What is a Board Certified Internist?

These specialists have dedicated 3 to 6 years of their professional career to advanced training in veterinary medicine. Only veterinarians who have successfully completed ACVIM’s rigorous training and testing requirements are certified as Diplomates, and have earned the right to be called Board-certified specialists in veterinary internal medicine.

“The amount of training an ACVIM Board-certified specialist is required to have goes far beyond the technical aspects of veterinary care,” said Bruce Madewell, DVM, incoming ACVIM Board Chair. “Our training includes an extensive amount of time dedicated to all aspects of cardiology, neurology, oncology and internal medicine. This breadth of training helps ensure that we provide an optimum level of care for all our patients.”

Why are veterinary specialists needed?

There are several reasons for the increase in veterinary specialists. The first parallels what has been seen in human medicine — rapid advances in the medical profession make it difficult for general veterinary practitioners to remain current with advances in technology and techniques. If general veterinarians are faced with a medical situation outside their area of expertise, they now have the option of referring their client to a specialist. Second, more Americans accept their pets as part of their families. Therefore, they are demanding similar health care for their pets as received by humans. According to a recent survey conducted by the American Animal Hospital Association of pet owners in the United States and Canada, a majority responded that they would take extra measures to ensure their pets’ well being. Moreover, pet owners have become more educated about veterinary care options available for their pets, and are demanding the best treatment available and the most qualified person to perform that treatment for their pets. According to a recent survey by the Companion Animal and Family Health Council, 73 percent of veterinarians said their clients seek more referrals to veterinary specialists today than they did 5 years ago.

Do I need an appointment to see a specialists?

While an appointment is not necessary, a referral is. A Referral from your regular veterinarian helps us communicate with them to provide the best care for your pet. Appointments do help to alleviate some wait time and help make for a more efficient visit.

To download the referral form needed for your appointment click here.

HOWEVER if you have a pet emergency we will waive the referral and treat your pet as needed and contact your regular veterinarian after treatment. Walk in appointments will be seen based on medical emergency first, then will be fit in around scheduled appointments.

Does Miami Veterinary Specialists offer vaccines and routine veterinary care?

MVS does not offer routine veterinary care. Once the initial problem is treated and resolved, you should contact your veterinarian to schedule further follow-up appointments.
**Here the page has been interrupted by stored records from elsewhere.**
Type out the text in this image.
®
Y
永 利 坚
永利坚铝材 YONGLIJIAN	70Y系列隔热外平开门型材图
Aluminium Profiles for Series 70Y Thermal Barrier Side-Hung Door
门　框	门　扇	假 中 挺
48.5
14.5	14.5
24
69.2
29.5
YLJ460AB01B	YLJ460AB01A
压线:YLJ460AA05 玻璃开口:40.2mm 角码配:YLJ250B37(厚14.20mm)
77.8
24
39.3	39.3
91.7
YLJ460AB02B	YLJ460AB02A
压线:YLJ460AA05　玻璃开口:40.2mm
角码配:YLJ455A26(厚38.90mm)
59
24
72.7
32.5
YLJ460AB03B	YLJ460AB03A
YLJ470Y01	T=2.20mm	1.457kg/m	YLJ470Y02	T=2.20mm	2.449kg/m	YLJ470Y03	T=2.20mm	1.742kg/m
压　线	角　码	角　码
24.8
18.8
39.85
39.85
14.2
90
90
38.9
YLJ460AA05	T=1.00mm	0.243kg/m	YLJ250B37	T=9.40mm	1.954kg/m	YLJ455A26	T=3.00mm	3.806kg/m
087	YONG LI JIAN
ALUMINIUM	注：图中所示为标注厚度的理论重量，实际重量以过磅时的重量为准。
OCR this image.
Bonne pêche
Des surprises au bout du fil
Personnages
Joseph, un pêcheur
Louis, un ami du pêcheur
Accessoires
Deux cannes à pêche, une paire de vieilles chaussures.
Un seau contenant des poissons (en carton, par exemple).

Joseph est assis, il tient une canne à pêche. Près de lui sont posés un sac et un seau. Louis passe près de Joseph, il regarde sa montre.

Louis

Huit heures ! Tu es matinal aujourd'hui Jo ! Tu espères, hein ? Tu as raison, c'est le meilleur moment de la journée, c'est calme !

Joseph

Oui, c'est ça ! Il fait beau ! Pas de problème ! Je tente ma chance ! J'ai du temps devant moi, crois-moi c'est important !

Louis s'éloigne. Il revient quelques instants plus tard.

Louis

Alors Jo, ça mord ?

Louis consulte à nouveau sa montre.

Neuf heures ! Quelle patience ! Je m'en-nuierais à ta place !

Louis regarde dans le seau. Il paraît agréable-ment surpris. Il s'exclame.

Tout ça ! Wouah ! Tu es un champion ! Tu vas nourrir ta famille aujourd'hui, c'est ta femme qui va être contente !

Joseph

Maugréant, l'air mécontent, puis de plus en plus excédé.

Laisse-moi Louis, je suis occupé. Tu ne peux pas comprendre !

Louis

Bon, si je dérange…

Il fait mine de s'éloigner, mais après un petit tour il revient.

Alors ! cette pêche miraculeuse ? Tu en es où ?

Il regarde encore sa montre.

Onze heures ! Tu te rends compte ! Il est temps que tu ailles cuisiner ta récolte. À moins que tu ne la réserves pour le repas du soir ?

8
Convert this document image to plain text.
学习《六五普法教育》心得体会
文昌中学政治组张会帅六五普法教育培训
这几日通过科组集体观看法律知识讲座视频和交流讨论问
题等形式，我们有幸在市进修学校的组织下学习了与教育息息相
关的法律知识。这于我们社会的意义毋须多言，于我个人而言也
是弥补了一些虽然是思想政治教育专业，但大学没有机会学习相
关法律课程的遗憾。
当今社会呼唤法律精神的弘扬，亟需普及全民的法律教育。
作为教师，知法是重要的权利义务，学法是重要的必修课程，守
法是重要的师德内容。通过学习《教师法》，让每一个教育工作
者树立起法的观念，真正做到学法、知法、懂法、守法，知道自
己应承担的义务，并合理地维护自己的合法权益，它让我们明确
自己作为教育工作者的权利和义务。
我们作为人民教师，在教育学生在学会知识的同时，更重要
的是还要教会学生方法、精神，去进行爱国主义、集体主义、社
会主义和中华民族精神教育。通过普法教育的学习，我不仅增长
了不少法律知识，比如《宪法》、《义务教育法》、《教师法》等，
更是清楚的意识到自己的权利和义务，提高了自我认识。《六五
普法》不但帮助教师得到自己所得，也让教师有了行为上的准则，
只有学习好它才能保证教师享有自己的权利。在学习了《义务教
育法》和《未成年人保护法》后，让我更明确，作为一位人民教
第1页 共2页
Maintaining scheduled vaccines and routine health care is vital for your pet’s continued well being.

The Miami Veterinary Specialists will maintain an open communication with your primary care veterinarian, updating your pet’s diagnosis and progress of treatment.

How does MVS differ from your regular veterinarian?

A board-certified specialist has expertise and training in the management of complex and unusual problems, and can perform procedures needed to treat your pet’s problems. To be awarded Diplomacy in their respective specialties, veterinarians must successfully complete the certification and testing requirements of the various specialty boards.